I do like bug imagery, and bugs. (I like moths better than butterflies. Butterflies are too laden with twee symbolism, too overused as decorative motif. Butterflies are a monophyletic clade in Lepidoptera, and I only dimly grasp, at best, the wider significance of that although I could roughly define "monophyletic clade" using lots of hand gestures.)

But really, as far as I'm concerned, if you write, you're a writer. That doesn't mean you're a good writer, but come on, I take this seriously. It's the closest thing I have to a "vocation," and even if I had some other job, that would be the thing that pays the bills, writing being the important thing and the vital ambition.

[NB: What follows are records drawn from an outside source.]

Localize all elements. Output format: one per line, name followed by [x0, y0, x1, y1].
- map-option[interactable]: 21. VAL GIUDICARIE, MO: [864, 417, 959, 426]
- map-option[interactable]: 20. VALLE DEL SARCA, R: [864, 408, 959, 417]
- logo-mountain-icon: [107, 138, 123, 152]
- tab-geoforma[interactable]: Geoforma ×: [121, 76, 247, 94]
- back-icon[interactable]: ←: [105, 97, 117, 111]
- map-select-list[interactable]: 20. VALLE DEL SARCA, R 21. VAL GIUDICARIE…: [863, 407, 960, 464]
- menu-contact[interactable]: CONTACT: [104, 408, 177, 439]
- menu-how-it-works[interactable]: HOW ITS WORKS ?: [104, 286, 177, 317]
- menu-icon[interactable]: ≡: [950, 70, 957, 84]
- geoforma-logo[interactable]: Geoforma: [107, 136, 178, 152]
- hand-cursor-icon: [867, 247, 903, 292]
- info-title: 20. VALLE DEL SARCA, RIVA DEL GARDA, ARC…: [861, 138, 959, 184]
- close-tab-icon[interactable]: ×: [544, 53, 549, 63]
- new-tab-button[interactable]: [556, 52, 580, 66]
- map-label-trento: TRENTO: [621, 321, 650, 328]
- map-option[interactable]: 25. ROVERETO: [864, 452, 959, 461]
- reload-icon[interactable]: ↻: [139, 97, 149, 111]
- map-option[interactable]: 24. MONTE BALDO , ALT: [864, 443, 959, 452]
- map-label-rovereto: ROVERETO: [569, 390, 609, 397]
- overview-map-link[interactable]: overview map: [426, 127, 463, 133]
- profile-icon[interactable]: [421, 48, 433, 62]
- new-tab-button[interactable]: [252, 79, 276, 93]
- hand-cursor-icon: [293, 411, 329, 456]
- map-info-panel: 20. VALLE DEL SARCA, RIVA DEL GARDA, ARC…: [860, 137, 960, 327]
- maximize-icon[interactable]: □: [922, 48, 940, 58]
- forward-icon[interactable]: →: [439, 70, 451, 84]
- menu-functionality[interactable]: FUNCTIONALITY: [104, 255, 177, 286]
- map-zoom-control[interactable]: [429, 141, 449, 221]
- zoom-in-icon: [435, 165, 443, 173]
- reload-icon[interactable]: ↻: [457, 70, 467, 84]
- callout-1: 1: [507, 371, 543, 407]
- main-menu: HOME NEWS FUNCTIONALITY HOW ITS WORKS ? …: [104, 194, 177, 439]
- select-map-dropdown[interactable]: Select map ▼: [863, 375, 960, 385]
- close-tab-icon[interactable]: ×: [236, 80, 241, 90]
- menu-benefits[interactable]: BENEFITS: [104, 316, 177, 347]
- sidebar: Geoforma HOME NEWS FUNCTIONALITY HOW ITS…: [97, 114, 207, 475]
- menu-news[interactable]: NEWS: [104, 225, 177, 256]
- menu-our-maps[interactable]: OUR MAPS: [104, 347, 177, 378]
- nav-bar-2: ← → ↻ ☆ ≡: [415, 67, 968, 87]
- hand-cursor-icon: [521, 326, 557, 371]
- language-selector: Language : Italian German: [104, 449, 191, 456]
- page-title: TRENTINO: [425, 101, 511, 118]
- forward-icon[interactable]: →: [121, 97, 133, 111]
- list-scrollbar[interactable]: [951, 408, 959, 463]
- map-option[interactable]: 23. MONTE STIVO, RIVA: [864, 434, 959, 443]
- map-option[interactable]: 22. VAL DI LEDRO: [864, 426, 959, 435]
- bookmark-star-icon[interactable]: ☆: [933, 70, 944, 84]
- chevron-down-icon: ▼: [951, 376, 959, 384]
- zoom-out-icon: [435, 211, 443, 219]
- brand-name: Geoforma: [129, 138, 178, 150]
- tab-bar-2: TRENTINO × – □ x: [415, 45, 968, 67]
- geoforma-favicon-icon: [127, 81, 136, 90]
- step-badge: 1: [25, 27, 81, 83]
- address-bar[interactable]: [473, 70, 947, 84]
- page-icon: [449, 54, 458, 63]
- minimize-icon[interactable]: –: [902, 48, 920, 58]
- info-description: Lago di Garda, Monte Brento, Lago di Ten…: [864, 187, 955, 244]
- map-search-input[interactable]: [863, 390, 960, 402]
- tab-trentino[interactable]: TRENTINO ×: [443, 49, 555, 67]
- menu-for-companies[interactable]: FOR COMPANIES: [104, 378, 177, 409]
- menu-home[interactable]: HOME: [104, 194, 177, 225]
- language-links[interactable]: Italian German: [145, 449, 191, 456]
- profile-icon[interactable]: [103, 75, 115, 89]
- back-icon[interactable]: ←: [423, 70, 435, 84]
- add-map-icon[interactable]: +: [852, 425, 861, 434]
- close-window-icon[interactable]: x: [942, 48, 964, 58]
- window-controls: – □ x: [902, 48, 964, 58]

What's that poem that's basically about this? The gist is that you spend years, you know, writing and developing shit and no one takes you seriously (e.g. "You wanna be a writer?") and then finally, at some point (e.g. book deal) everyone's all, Ooh, a writer! and it's like they suddenly get that you were one all along. Well, either that or they actually do think that you, as a writer, magically coalesced into existence at the signing of said book deal, whatever relevant writerly properties you had, or activities you engaged in, being the piled gunpowder that isn't necessarily going to ignite, the wet questionable firework, the setup. For the punchline. This is a tangle of pseudo-metaphors.

I am glad the strike tag works on this. I was afraid it wouldn't.